The mean age of patients was 63 years, with 21% older than 75. The older patients averaged slightly more clinic visits than the younger patients (7.5 versus 5.0), and those in the NT-proBNP arm averaged one more clinic visit than those in the standard-of-care arm (6.0 versus 5.0).
Investigators saw a similar average therapy adjustment between the two arms (7 versus 6), but noted that those in the interventional arm had more aggressive dosing changes.
Levels of the biomarker were similar at baseline between the two arms, but declined significantly by the end of the study for those in the NT-proBNP arm (2,344 to 1,125 pg/mL, P=0.01) compared with the standard of care (1,946 to 1,844 pg/mL, P=0.61).
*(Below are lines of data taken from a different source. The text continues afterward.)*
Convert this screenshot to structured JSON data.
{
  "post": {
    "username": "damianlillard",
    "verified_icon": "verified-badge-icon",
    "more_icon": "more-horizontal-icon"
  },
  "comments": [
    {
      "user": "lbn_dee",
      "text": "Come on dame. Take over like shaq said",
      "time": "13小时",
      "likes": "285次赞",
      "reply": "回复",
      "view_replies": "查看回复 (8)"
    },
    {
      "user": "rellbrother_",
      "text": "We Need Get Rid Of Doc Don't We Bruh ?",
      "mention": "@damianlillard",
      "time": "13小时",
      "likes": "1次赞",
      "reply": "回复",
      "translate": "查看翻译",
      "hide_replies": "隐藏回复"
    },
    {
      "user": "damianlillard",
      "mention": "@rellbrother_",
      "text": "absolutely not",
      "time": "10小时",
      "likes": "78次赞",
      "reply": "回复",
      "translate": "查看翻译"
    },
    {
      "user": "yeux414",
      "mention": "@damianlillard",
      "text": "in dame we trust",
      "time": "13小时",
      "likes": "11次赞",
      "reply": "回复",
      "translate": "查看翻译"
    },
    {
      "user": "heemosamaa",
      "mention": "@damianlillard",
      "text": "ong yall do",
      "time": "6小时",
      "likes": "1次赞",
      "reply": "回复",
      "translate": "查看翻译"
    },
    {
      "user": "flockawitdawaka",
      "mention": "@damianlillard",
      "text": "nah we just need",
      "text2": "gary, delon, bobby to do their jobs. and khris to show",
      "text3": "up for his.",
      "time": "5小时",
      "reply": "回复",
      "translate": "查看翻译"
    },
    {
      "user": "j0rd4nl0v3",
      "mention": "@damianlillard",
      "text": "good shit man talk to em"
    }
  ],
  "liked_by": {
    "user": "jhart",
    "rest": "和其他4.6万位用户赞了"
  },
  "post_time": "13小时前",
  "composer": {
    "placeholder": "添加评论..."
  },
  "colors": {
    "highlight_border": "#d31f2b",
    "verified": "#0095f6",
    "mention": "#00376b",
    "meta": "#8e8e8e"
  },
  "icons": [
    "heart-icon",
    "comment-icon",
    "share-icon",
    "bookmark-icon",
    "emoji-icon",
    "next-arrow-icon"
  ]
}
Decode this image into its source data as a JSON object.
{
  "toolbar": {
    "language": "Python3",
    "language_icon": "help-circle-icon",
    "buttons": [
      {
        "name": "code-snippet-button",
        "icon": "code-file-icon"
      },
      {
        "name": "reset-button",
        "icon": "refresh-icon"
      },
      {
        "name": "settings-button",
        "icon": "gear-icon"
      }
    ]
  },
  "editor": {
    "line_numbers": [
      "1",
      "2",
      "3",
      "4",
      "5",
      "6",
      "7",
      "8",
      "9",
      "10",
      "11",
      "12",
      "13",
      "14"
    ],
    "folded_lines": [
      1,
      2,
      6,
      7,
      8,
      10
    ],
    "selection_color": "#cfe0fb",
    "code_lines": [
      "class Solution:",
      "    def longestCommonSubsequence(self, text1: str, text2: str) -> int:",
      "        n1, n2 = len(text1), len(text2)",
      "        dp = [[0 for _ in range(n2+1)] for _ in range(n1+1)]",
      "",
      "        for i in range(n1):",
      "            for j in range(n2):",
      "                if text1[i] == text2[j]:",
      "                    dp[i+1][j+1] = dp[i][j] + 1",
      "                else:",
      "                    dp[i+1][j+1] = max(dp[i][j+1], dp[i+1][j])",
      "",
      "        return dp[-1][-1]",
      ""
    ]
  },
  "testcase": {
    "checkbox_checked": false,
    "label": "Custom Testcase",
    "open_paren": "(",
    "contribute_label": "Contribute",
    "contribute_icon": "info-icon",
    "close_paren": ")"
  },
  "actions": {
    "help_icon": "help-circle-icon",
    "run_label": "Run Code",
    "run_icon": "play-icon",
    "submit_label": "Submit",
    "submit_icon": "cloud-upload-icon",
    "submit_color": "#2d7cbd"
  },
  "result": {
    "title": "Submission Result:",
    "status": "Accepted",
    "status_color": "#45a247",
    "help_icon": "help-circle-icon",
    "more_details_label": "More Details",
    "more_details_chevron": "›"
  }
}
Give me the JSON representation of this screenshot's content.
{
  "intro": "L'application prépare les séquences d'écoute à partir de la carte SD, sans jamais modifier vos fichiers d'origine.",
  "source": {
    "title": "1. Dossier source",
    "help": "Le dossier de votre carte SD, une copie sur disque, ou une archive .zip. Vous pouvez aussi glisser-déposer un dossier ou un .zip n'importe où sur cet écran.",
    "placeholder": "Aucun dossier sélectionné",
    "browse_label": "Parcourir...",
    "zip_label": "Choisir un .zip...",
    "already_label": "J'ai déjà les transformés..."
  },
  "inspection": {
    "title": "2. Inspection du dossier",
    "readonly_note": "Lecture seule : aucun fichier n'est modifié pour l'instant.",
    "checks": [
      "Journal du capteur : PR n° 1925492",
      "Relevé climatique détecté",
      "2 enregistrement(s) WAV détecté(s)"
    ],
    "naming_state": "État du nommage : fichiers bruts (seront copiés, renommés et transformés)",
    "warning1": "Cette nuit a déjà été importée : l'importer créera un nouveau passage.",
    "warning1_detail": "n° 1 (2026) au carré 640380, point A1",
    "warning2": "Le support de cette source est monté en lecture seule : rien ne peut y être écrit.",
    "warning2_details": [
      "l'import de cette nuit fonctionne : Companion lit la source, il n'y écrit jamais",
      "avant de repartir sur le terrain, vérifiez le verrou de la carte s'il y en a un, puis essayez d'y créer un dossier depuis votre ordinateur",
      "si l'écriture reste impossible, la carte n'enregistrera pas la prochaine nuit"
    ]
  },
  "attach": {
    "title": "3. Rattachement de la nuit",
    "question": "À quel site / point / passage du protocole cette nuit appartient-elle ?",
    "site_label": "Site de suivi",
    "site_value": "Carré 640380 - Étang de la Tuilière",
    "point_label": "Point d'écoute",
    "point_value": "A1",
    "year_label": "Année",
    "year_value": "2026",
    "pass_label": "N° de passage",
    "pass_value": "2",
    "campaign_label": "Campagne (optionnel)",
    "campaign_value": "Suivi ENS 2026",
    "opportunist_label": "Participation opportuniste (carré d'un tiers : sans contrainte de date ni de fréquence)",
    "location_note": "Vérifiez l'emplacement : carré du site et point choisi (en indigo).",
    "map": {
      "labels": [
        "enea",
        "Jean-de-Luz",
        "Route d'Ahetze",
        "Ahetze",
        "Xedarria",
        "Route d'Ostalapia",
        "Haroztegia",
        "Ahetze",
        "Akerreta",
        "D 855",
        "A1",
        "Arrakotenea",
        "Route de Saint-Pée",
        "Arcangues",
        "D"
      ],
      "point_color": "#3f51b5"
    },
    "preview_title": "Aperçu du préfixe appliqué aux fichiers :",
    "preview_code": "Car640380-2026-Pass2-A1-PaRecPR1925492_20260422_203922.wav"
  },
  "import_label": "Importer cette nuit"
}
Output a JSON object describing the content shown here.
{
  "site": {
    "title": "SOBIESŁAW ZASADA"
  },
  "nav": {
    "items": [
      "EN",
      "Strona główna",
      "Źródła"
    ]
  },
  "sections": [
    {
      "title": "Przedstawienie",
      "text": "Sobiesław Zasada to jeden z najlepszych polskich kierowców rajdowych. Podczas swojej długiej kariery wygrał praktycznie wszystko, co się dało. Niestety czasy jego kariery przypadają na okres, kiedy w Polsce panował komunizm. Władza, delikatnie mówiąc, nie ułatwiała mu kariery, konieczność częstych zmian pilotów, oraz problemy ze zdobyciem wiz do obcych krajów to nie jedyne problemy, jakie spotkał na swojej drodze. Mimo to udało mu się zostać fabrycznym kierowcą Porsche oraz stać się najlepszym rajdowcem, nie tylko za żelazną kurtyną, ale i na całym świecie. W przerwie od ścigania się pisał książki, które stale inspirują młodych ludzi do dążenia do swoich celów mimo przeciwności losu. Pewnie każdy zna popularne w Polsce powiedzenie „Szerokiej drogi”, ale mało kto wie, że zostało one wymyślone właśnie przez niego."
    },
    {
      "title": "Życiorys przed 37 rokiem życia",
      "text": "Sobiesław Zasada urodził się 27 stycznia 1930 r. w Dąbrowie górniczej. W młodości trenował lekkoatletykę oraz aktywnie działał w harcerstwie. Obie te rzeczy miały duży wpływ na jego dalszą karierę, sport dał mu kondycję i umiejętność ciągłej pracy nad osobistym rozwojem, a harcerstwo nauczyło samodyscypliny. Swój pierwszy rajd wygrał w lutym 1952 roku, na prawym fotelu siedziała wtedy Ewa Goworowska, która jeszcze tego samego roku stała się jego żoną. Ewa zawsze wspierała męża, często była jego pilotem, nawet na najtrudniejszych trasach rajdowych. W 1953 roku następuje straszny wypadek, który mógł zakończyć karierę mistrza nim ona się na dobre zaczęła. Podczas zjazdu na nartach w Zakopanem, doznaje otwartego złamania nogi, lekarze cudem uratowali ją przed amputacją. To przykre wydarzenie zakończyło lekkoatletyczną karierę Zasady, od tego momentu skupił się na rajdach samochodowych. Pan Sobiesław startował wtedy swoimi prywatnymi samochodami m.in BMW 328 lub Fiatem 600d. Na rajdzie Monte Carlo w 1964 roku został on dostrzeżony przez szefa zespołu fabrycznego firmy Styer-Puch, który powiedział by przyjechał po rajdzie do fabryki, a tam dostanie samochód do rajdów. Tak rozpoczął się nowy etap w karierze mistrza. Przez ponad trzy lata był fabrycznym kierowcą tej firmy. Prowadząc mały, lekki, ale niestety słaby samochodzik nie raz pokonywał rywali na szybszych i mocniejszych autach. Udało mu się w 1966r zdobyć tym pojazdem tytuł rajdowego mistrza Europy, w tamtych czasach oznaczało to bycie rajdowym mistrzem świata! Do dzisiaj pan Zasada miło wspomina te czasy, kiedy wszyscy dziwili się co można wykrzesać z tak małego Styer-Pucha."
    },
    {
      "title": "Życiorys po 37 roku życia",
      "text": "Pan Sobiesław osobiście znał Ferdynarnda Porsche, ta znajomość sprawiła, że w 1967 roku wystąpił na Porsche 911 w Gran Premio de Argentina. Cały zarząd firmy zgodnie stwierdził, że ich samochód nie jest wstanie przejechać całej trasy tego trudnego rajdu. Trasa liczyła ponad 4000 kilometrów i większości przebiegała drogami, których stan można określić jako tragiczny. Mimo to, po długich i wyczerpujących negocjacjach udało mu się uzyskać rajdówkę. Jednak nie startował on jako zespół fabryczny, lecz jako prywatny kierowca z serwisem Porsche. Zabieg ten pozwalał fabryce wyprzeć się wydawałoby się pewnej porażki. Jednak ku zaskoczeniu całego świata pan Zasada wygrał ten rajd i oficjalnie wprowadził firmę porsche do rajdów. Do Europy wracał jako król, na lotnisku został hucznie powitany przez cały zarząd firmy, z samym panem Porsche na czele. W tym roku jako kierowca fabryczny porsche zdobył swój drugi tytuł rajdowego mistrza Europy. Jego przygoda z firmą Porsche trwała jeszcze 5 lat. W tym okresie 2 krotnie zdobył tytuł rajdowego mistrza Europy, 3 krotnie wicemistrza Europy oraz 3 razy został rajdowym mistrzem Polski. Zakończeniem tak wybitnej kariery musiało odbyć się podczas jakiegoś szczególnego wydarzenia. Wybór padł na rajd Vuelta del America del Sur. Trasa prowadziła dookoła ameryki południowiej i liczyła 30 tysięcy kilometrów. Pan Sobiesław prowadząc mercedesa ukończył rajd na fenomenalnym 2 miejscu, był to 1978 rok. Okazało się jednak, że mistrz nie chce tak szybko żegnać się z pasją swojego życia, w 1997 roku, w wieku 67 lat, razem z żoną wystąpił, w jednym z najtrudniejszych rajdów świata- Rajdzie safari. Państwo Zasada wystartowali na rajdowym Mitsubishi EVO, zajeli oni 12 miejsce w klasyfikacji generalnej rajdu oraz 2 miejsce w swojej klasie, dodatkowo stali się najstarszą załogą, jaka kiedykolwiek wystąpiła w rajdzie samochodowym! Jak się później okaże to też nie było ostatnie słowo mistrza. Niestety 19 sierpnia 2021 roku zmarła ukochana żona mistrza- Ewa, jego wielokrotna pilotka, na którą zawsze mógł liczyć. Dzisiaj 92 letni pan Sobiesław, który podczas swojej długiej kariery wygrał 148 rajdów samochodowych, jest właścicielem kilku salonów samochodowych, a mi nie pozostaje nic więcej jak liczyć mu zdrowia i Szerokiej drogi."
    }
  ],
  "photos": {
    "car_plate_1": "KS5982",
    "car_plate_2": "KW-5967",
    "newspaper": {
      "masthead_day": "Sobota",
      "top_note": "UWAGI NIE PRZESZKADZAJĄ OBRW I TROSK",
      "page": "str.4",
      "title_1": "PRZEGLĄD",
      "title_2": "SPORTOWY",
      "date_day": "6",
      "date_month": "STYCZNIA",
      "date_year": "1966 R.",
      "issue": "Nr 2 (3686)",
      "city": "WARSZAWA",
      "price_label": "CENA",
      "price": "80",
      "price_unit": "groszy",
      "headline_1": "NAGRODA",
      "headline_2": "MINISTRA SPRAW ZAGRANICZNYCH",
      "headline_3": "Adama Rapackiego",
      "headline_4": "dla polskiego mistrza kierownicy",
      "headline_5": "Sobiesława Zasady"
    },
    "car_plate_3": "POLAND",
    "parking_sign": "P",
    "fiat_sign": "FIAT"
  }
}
Researchers found a linear relationship between the levels of NT-proBNP and events. Those below 1,000 pg/mL had the lowest mean frequency of events (0.45 events) compared with those between 1,000 and 2,000 pg/mL (1.1 events), between 2,000 and 3,000 pg/mL (1.25 events), and above 3,000 pg/mL (2.0 events) (P<0.001 for trend).
Those in the interventional arm also reported higher quality of life scores. "Not only did they have fewer events, but they also felt better and had favorable reverse cardiac remodeling as seen with echocardiography," Januzzi said.
In an accompanying editorial, Alan Maisel, MD, from the VA San Diego Healthcare System, wrote that PROTECT proves that lowering NT-proBNP levels is "indeed possible, is safe (the kidneys still work, the blood pressure is fine), and may lead to more benefits compared with simple non-biomonitored up-titration of therapies."
Despite the study being single-center and unblinded, it had "strong adherence to study protocol with consistent biomonitoring of NT-proBNP levels, allowing aggressive therapeutic efforts at NT-proBNP lowering," Maisel said.
Because of the relatively small sample size, brief duration of follow-up, and rigorous protocols, these results must be proven in a real-world setting, Maisel said.
In fact, Januzzi said the researchers are readying for a larger multicenter randomized trial. In addition, he and others are researching home-based finger-prick NT-proBNP testing.